If I want something designed to boot from a USB stick that runs VMs off of ZFS pools, the only option where this is the "happy path" is SmartOS.
It blows me away that since it's inception, no other hypervisor-focused distributions have arisen to do the same. Yes, you could tailor some minimalistic Linux distro to boot from USB, expose KVM, and store VMs on ZFS, but the plumbing for all of that is the user's burden. It could probably be done elegantly from NixOS, as long as you accept the added complexity of storing and using /nix.
Could it be that only Illumos and FreeBSD users understand the importance of saving your SATA/SAS/NVMe slots for actual workloads instead of booting the host?
It's really nice to see projects outside of the Linux/BSD hegemony still exploring new approaches to the server.

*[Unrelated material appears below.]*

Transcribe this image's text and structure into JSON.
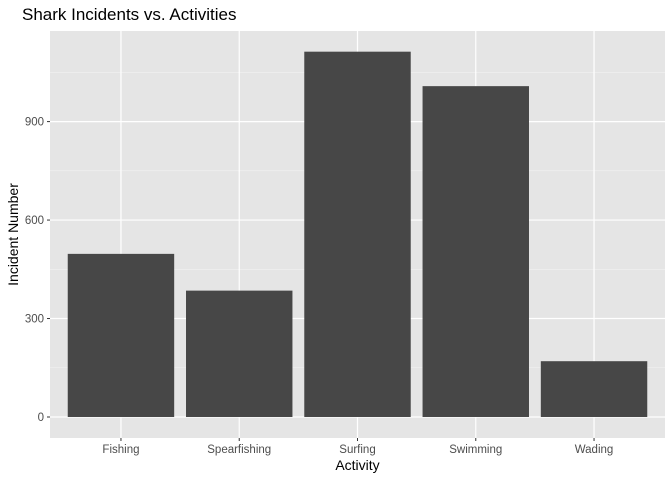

I hadn't considered this sort of setup as an option before I discovered SmartOS, but with it in mind it's definitely a convincing proposition.
It blows me away that since it's inception, no other hypervisor-focused distributions have arisen to do the same. Yes, you could tailor some minimalistic Linux distro to boot from USB, expose KVM, and store VMs on ZFS, but the plumbing for all of that is the user's burden. It could probably be done elegantly from NixOS, as long as you accept the added complexity of storing and using /nix.
Could it be that only Illumos and FreeBSD users understand the importance of saving your SATA/SAS/NVMe slots for actual workloads instead of booting the host?
The biggest value of this approach is that you are sure that every boot runs the latest OS image. That could be accomplished in other ways.
I say this as the personal opinion of the former engineering lead for the team that maintained SmartOS at Joyent.